There's a lesson here for those who want to cover the uninsured: focus on the incentives facing the 250 million Americans who have
health insurance, not on the estimated 45 million who don't. If the
federal government stopped encouraging people with health insurance to
be less careful consumers, then coverage would be more affordable, the
number of people without coverage would shrink, and the quality of care
would improve.

My family just switched to a high deductible policy, and its amazing how much our behavior has changed.  We question doctors now -- do we really need that?  We had to take my son in for a CT scan on his head (he got hit by a line drive at the hot corner the other day) and we actually asked the price before we scheduled an appointment.  When was the last time you asked the price of any medical procedure or visit?

PS- The son is fine, but half his face looks like its been inflated with a high-pressure pump.

9 Comments

  1. Dan:

    It's interesting that people feel that they have an inalienable right to full medical coverage, to heck with costs.
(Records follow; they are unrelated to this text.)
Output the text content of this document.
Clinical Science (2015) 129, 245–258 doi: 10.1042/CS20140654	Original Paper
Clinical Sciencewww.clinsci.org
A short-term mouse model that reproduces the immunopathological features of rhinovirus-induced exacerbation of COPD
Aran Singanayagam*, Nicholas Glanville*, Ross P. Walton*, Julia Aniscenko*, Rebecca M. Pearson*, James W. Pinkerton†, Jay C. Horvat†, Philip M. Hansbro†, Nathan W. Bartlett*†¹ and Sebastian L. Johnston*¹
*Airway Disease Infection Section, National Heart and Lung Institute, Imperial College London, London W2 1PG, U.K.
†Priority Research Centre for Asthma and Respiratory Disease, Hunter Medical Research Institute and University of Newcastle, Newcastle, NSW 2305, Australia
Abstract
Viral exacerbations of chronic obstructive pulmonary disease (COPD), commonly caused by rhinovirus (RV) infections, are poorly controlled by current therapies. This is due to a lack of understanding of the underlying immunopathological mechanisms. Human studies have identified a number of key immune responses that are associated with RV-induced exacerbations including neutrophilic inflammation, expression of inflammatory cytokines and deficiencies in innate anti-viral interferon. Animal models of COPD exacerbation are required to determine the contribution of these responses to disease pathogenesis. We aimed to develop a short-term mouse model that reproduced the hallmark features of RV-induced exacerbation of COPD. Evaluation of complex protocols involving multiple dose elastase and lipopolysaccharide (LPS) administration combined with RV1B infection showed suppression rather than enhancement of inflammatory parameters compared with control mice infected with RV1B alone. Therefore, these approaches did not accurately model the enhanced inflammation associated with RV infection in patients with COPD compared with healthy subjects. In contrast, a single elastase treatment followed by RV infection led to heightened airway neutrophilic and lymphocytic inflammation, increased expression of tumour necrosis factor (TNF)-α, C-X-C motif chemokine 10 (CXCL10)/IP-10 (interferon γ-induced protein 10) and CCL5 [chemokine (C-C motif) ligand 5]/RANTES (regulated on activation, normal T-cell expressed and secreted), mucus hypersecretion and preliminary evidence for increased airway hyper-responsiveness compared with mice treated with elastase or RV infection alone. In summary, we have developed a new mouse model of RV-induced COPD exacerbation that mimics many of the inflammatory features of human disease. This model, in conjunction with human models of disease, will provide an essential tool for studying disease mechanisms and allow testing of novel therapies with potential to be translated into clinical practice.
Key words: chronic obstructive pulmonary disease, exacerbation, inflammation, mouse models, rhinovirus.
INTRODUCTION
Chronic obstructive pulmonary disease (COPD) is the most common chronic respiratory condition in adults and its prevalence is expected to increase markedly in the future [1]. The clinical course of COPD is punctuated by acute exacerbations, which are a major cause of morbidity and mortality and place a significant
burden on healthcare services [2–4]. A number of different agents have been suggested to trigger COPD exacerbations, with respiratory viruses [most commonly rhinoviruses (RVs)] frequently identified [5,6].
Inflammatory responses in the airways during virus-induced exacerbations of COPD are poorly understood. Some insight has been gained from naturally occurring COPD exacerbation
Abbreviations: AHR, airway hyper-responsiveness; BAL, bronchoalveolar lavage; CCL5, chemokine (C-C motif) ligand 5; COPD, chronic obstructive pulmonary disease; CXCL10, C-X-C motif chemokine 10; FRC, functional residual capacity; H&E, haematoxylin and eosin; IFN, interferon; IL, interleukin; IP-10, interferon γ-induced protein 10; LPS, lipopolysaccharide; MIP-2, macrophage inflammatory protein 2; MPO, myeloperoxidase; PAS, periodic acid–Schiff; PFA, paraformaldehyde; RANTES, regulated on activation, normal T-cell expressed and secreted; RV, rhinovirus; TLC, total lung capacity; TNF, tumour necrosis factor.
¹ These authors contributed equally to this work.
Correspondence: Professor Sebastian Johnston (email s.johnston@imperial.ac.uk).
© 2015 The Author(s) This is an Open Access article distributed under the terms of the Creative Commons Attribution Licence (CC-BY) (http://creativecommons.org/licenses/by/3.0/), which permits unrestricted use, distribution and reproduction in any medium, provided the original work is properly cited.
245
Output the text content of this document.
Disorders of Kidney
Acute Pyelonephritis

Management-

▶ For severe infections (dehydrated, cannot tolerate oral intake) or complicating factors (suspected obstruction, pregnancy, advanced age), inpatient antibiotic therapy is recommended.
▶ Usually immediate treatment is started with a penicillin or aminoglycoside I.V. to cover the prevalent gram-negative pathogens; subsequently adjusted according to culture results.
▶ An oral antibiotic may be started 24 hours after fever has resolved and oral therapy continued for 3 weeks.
There are all sorts of things that poor people can't afford that would improve their life expectancy - safer cars, the ability to move out of dangerous neighborhoods, healthier food (though I'm sure anyone in this country could eat nourishing food if they cared to). But when it comes to health care, why, that would just be unfair if richer people could afford more! I don't get it.

    That said, I doubt the situation is even as bleak as I described above. How many "poor" people don't have microwaves or color TVs (often complete with cable) and many things most of us would consider luxury items? What passes for poverty in this country would be the envy of kings one hundred years ago.

  2. markm:

    Dan, I think the "reasoning" goes like this: health care protects your life, so it is a fundamental "right", unlike things that just make life better.

    Where that is wrong:

    1) Your living conditions have more influence over your health and longevity than even the best health care does. For example, childhood asthma very strongly correlates to poverty and bad neighborhoods, indicating that something in the poor neighborhoods (cockroach dandruff? stress?) causes most of the cases. Would you rather have free treatment for asthma or to not have asthma?

    Then there's obesity, which for the first time in history is a disease of the so-called "poor" rather than the rich. This means that more food than you need is within nearly everyone's reach, and I can cook good nutritious dinners from amazingly cheap bulk staples and feed a family well for less than the welfare department allows. However, a single parent or two parents both working a minimum wage job likely arrive home too exhausted to cook a good meal, so it's the cheapest possible pre-made dinners and snack foods. Better off Americans may or may not have the same shortage of time and energy, but they can buy better pre-made dinners. In addition, they can probably safely send their kids out to play, and get more exercise themselves, while a family forced by poverty to live where drug dealers rule the streets stays on the living room couch...

    Divert too much money to medical care, and you force more people to raise their children in such conditions, creating medical problems that no health care can cure.

    2) There is no "right" that can only be met by violating someone else's rights.

  3. James B.:

    I would also add that the 45 million figure for uninsured is misleading. That number refers to the number of people who lacked insurance at any point during the calendar year. The number of people who lacked insurance for the entire year is closer to 32 million. If you don't count illegal aliens, (I'm very pro-immigration, but I don't think providing universal health insurance/coverage to illegals is very smart politically or economically ) the number drops into the 20 millions. Knock out children who already eligible for CHiP programs but are participating and the number drops further. (Not that I am an advocate for CHiP but it seems silly to use these kids as evidence that we need Socialized medicine when they don't take advantage of the currently available programs.)

    Then there are people like me in the 90s. I was young and healthy and made the decision to forgo health insurance and used the money I save on premiums for when I need to see the doctor. (Now I have a HDHP like the Coyote) Of course this is a gamble. I read in the WSJ a while ago about a guy making $80,000 who eschewed health insurance and then had a heart attack.

    My point? In addition to agreeing completely with the Coyote about incentives and high-deductible planes, the debate is being driven my numbers that make the problem seem much worse that it actually is.